Le Journal de Montreal - Weekend
JULES VERNE a écrit un roman sur les Patriotes
Connu pour avoir emmené ses lecteurs en ballon autour du monde avec Phileas Fogg et sous les mers en sous-marin avec le capitaine Nemo, l’écrivain français Jules Verne (1828-1905) a aussi écrit un roman de 400 pages consacré au mouvement des Patriotes.
Pas de technologies spectaculaires dans cette histoire d’un héros romantique vaguement inspiré de Chevalier de Lorimier qui cache son patronyme pour épargner ses proches de la cruauté des Britanniques durant la Rébellion de 1837.
Au cours du récit, Jean « SansNom » est capturé et condamné à l’exécution, mais c’est son frère qui meurt au peloton à la suite d’une substitution de costumes.
« Ce roman est beaucoup moins connu que les grandes oeuvres de Jules Verne et il ne sera pas réédité de son vivant, mais Famille-SansNom est un livre important dans sa production », commente au Journal Maxime Prévost, professeur de littérature à l’Université d’Ottawa.
Avec son collègue Guillaume Pinson, de l’Université Laval, il travaille depuis plusieurs années à l’édition critique des trois romans « canadiens » de Jules Verne. En plus de celui-ci, Le pays des fourrures a pour thème le commerce des peaux en Nouvelle-France et Le volcan d’or, la recherche de fortune à la fin du 19e siècle. Les deux premiers ont été publiés et le troisième est prévu pour l’automne 2024.
DE L’UTOPIE À L’ANTICOLONIALISME
M. Prévost mentionne que le roman sur les Patriotes s’est construit sur une utopie de jeunesse.
« Il croyait que le Canada pourrait être une terre d’harmonie où les vieilles querelles entre la France et l’Angleterre trouveraient un terme », explique ce dix-huitiémiste qui a délaissé
Victor Hugo en plongeant dans les 62 romans et 18 nouvelles des Voyages extraordinaires. Une oeuvre comparable à ses yeux à la Comédie humaine de Balzac.
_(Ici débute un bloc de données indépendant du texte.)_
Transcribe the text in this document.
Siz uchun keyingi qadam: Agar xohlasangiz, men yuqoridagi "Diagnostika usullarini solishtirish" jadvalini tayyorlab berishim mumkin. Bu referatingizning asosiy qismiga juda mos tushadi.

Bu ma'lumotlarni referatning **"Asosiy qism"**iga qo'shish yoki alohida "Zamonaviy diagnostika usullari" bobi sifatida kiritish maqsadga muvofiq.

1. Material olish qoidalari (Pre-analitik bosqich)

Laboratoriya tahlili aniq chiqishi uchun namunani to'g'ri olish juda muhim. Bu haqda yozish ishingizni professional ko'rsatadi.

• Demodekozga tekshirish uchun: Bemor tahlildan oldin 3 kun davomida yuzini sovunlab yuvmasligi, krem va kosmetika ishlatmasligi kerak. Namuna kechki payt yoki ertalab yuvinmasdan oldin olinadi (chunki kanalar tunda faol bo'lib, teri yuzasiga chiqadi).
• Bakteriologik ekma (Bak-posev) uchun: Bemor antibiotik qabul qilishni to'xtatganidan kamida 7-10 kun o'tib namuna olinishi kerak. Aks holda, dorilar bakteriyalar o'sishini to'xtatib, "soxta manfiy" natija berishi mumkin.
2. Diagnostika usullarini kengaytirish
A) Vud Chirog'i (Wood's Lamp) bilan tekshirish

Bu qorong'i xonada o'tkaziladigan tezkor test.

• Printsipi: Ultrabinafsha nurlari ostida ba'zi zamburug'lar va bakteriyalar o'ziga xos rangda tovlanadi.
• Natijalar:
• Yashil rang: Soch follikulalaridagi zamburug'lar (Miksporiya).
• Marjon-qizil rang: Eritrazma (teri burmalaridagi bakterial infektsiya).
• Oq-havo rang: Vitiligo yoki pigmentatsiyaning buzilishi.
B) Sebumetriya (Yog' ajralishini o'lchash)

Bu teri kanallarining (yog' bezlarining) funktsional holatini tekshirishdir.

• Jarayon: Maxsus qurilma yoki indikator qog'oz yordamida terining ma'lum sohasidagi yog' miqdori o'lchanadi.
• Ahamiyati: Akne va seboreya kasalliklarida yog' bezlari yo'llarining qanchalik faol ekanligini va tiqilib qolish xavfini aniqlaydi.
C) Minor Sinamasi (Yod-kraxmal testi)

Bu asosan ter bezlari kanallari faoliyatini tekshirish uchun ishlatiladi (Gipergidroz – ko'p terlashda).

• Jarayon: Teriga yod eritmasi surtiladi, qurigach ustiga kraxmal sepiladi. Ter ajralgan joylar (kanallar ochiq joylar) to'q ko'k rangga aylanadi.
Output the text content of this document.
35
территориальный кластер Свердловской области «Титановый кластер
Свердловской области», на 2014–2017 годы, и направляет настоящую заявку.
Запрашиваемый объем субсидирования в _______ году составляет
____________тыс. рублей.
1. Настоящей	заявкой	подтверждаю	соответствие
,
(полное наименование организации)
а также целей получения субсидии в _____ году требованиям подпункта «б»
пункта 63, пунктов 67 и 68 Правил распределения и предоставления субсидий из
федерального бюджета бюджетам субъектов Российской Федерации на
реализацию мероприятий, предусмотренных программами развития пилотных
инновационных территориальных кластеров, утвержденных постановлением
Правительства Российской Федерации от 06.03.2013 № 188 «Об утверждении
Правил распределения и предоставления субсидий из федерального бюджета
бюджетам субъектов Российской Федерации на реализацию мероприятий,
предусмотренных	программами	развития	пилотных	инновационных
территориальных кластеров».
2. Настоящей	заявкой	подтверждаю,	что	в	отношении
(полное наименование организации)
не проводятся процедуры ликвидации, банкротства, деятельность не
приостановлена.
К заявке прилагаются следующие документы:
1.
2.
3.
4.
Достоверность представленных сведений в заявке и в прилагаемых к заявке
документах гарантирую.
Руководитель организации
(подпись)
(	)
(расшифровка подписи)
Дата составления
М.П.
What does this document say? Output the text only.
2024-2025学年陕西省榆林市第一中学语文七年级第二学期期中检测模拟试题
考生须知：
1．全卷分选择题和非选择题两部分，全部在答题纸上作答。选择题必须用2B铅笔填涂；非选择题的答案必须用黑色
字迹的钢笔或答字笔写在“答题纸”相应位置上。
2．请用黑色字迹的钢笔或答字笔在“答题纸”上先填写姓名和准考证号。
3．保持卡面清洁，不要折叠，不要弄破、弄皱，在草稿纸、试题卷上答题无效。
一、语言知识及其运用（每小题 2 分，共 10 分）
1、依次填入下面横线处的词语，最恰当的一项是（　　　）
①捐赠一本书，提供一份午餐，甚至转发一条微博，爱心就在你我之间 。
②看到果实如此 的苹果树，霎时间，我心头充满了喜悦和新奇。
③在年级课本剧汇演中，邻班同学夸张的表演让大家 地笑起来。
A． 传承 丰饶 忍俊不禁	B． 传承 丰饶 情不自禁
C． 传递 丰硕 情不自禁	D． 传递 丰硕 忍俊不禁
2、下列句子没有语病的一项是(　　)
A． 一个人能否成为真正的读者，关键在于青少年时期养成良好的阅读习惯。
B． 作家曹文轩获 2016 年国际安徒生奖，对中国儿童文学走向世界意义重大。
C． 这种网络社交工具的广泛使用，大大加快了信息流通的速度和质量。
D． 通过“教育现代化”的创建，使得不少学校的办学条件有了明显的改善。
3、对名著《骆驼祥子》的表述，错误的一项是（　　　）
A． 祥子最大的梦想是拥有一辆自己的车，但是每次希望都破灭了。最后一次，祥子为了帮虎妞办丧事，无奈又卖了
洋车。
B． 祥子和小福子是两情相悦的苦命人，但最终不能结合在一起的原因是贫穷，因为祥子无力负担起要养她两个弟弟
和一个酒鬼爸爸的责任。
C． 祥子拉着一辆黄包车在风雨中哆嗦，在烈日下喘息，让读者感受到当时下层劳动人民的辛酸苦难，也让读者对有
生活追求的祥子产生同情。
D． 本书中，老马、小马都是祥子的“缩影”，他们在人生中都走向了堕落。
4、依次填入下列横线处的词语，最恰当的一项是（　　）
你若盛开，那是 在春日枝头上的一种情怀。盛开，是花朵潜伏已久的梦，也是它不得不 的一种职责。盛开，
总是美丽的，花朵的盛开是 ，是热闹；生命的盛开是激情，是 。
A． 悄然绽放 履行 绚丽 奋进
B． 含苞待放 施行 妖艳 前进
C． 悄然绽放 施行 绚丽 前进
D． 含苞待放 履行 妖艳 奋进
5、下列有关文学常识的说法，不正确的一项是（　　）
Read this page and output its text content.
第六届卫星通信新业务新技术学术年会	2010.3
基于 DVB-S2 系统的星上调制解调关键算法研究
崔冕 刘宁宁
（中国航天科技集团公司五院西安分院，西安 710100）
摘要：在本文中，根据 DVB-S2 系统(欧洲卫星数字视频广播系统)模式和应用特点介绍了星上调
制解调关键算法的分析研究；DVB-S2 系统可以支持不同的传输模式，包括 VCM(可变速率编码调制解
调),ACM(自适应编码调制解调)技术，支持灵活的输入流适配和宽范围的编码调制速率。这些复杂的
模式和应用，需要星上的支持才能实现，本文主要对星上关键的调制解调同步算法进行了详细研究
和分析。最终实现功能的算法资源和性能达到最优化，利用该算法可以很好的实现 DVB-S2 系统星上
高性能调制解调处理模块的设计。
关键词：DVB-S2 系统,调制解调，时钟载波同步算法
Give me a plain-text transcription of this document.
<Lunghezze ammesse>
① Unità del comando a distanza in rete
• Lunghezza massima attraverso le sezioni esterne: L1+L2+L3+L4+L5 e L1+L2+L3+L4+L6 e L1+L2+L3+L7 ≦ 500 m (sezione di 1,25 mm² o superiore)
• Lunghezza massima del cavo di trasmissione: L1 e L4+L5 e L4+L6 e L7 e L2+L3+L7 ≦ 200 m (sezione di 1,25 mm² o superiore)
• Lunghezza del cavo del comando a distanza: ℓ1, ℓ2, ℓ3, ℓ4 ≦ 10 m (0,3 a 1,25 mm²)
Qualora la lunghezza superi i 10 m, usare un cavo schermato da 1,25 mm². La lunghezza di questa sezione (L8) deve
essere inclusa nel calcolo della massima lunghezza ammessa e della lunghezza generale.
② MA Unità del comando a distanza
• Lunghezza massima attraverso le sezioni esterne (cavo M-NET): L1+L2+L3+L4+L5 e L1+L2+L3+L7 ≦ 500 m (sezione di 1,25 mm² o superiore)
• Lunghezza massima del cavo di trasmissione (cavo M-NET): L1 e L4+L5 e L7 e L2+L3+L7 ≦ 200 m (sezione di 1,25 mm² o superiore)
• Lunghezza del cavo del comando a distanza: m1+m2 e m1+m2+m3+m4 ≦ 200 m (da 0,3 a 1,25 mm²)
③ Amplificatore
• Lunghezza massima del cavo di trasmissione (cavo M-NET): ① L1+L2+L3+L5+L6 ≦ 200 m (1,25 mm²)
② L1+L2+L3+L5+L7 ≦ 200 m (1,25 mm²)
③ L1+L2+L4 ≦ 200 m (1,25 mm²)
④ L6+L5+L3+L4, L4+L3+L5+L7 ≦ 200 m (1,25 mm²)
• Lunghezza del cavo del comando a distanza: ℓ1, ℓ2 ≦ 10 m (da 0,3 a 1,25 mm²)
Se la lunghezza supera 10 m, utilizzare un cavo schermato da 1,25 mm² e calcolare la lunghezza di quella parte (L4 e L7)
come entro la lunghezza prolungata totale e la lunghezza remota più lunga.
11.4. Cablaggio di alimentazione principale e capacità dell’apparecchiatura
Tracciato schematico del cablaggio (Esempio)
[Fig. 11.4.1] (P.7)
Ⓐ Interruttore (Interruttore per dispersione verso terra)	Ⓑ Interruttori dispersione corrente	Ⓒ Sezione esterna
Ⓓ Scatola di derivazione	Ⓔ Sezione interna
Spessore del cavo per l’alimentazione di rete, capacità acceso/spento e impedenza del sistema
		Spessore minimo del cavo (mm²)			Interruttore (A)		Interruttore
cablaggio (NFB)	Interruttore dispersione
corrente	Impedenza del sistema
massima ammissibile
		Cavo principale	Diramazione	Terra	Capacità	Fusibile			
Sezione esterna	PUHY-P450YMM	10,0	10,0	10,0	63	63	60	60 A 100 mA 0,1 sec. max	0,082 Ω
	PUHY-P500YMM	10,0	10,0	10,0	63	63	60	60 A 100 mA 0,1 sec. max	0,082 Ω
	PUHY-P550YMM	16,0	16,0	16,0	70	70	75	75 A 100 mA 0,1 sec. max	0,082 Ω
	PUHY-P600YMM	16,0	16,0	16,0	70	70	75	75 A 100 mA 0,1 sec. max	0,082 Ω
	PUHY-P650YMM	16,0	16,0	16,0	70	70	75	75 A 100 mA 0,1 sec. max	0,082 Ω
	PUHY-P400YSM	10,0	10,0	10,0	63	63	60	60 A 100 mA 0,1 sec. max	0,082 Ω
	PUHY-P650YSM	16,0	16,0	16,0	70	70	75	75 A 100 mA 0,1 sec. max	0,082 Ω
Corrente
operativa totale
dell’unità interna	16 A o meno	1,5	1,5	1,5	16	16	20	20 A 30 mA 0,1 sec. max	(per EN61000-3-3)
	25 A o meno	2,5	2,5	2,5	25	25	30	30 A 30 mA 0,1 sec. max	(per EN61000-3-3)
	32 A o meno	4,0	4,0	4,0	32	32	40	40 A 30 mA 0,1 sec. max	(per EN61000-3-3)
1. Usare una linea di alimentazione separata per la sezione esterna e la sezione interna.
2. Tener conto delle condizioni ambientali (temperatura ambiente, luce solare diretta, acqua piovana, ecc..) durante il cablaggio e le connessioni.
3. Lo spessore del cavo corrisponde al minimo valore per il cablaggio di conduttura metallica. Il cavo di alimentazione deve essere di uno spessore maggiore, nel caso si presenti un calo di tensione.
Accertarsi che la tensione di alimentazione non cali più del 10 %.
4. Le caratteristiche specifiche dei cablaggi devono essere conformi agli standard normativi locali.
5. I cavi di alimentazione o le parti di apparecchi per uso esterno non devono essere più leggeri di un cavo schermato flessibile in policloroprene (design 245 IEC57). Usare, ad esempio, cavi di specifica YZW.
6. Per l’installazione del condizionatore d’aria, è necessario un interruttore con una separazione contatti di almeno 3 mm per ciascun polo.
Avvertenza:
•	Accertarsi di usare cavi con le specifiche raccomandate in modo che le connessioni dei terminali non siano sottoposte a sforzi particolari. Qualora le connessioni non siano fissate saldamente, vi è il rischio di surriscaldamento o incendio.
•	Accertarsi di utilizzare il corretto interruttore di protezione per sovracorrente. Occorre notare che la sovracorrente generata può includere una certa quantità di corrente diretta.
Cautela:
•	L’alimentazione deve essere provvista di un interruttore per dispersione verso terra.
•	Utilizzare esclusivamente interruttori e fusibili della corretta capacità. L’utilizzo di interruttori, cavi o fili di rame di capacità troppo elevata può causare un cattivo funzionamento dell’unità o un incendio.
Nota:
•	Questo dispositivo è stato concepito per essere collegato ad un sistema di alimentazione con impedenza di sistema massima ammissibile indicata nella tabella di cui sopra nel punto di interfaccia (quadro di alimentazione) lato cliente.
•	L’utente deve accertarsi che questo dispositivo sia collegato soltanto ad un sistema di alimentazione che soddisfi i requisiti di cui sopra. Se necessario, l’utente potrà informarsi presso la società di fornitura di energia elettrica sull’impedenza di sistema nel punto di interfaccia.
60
On a dit que la fin heureuse de Famille-Sans-Nom et l’absence de suspense auquel Jules Verne avait habitué son lectorat avaient peut-être nui au succès de ce livre. Et à mesure que l’écrivain s’intéressera aux révoltes politiques, il deviendra de plus critique de l’Empire britannique et des nations conquérantes en général.
« À l’époque de Famille-Sans-Nom, il est résolument anglophile, mais il change complètement son fusil d’épaule 20 ans plus tard », commente l’expert.
Les Québécois, qu’on nomme simplement « Canadiens » à l’époque, occuperont des rôles importants dans plusieurs romans de Jules Verne.
VOYAGEUR IMMOBILE
Ned Land, par exemple, le harponnier du capitaine Nemo, est originaire de la ville de Québec.
Dans Le pays des fourrures ,les coureurs de bois sont des Canadiens. Et ce sont deux cousins de Montréal qui, dans Le volcan d’or, vont chercher fortune au Yukon.
Le plus drôle, c’est que Jules Verne n’a pas mis le pied au Québec. « Il a passé 24 heures aux chutes du Niagara durant un voyage aux États-Unis, ce qui ne l’a pas empêché de déclarer le Canada sa terre de prédilection », commente l’universitaire.
Passionné de géographie et d’histoire, Jules Verne lisait du matin au soir, remplissant des milliers de fiches qu’il utilisait pour ses écrits. La recherche pour Famille-SansNom l’amènera à fréquenter des historiens comme François-Xavier Garneau et Lauren-Olivier David.